Sometimes they get me in, sometimes they get me out.
Why is it so hard to just be? Why is it so hard to reconcile the past and present? The is and might-be?
I don't make many statements here, mostly questions, I realize this. I accept it, but I could also make an effort. Leaving the house requires such herculean strain it should be enough in itself, but then there are emails and phone calls and feeding myself and making money and staying alive in all the ways and it's too much. All I can do is take pictures and think and cry and think and curl up in a ball and think. Sometimes I can't even do that.
I'm in the same muck as always, wondering why I can't force myself to do the things I know I enjoy and want to do, the things that would make me happy and less miserable. Not having done them just makes me more disappointed in myself.
Blah, blah, blah, disappointment, depression, blah, blah, blah.

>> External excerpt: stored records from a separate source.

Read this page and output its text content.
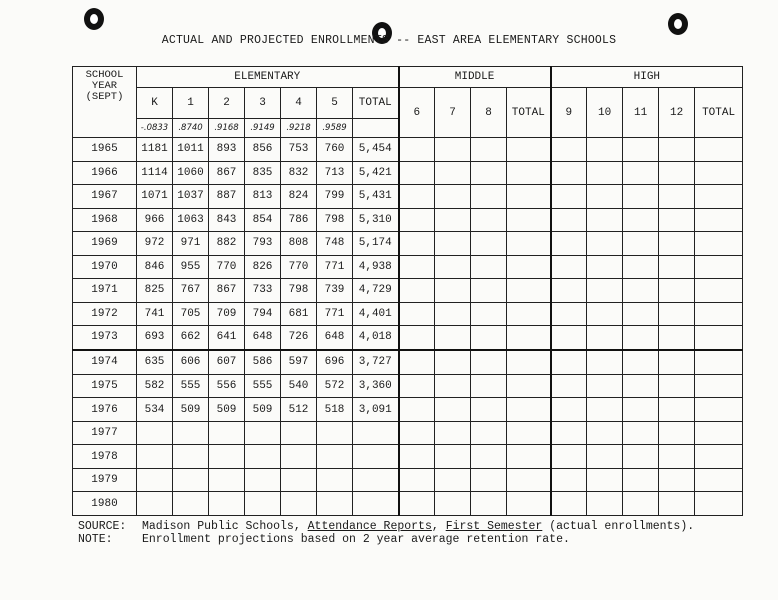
ACTUAL AND PROJECTED ENROLLMENTS -- EAST AREA ELEMENTARY SCHOOLS
SCHOOL
YEAR
(SEPT)	ELEMENTARY							MIDDLE				HIGH				
	K	1	2	3	4	5	TOTAL	6	7	8	TOTAL	9	10	11	12	TOTAL
	-.0833	.8740	.9168	.9149	.9218	.9589										
1965	1181	1011	893	856	753	760	5,454									
1966	1114	1060	867	835	832	713	5,421									
1967	1071	1037	887	813	824	799	5,431									
1968	966	1063	843	854	786	798	5,310									
1969	972	971	882	793	808	748	5,174									
1970	846	955	770	826	770	771	4,938									
1971	825	767	867	733	798	739	4,729									
1972	741	705	709	794	681	771	4,401									
1973	693	662	641	648	726	648	4,018									
1974	635	606	607	586	597	696	3,727									
1975	582	555	556	555	540	572	3,360									
1976	534	509	509	509	512	518	3,091									
1977																
1978																
1979																
1980																
SOURCE: Madison Public Schools, Attendance Reports, First Semester (actual enrollments).
NOTE:	Enrollment projections based on 2 year average retention rate.
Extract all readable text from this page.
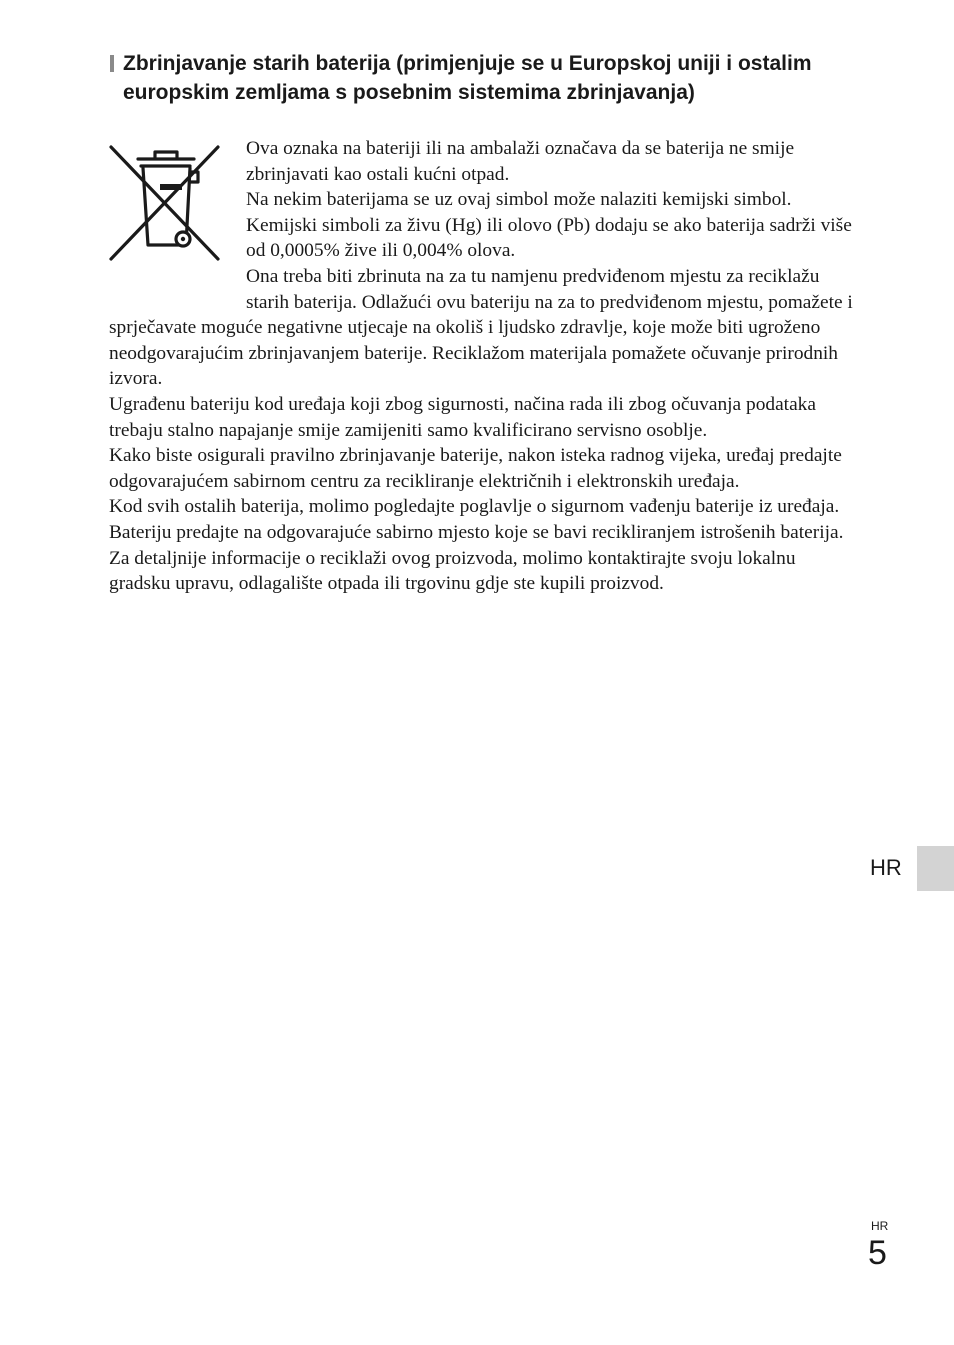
Zbrinjavanje starih baterija (primjenjuje se u Europskoj uniji i ostalim europskim zemljama s posebnim sistemima zbrinjavanja)

Ova oznaka na bateriji ili na ambalaži označava da se baterija ne smije zbrinjavati kao ostali kućni otpad.

Na nekim baterijama se uz ovaj simbol može nalaziti kemijski simbol. Kemijski simboli za živu (Hg) ili olovo (Pb) dodaju se ako baterija sadrži više od 0,0005% žive ili 0,004% olova.

Ona treba biti zbrinuta na za tu namjenu predviđenom mjestu za reciklažu starih baterija. Odlažući ovu bateriju na za to predviđenom mjestu, pomažete i sprječavate moguće negativne utjecaje na okoliš i ljudsko zdravlje, koje može biti ugroženo neodgovarajućim zbrinjavanjem baterije. Reciklažom materijala pomažete očuvanje prirodnih izvora.

Ugrađenu bateriju kod uređaja koji zbog sigurnosti, načina rada ili zbog očuvanja podataka trebaju stalno napajanje smije zamijeniti samo kvalificirano servisno osoblje.

Kako biste osigurali pravilno zbrinjavanje baterije, nakon isteka radnog vijeka, uređaj predajte odgovarajućem sabirnom centru za recikliranje električnih i elektronskih uređaja.

Kod svih ostalih baterija, molimo pogledajte poglavlje o sigurnom vađenju baterije iz uređaja. Bateriju predajte na odgovarajuće sabirno mjesto koje se bavi recikliranjem istrošenih baterija.

Za detaljnije informacije o reciklaži ovog proizvoda, molimo kontaktirajte svoju lokalnu gradsku upravu, odlagalište otpada ili trgovinu gdje ste kupili proizvod.

HR
HR
5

Most of the good things I have done recently are food-making and food-eating. This fall I've managed to be more social, but that really cuts into my sleep and creates a loneliness vacuum when I'm back by myself. I decided to just go with it but I'm really not okay with staying and getting up so late every night. The lack of light is getting to me. Sometimes I think I subsist mainly on light.
Reykjavik harbor, almost exactly one year ago.
In Iceland in November there isn't close to enough light to go around.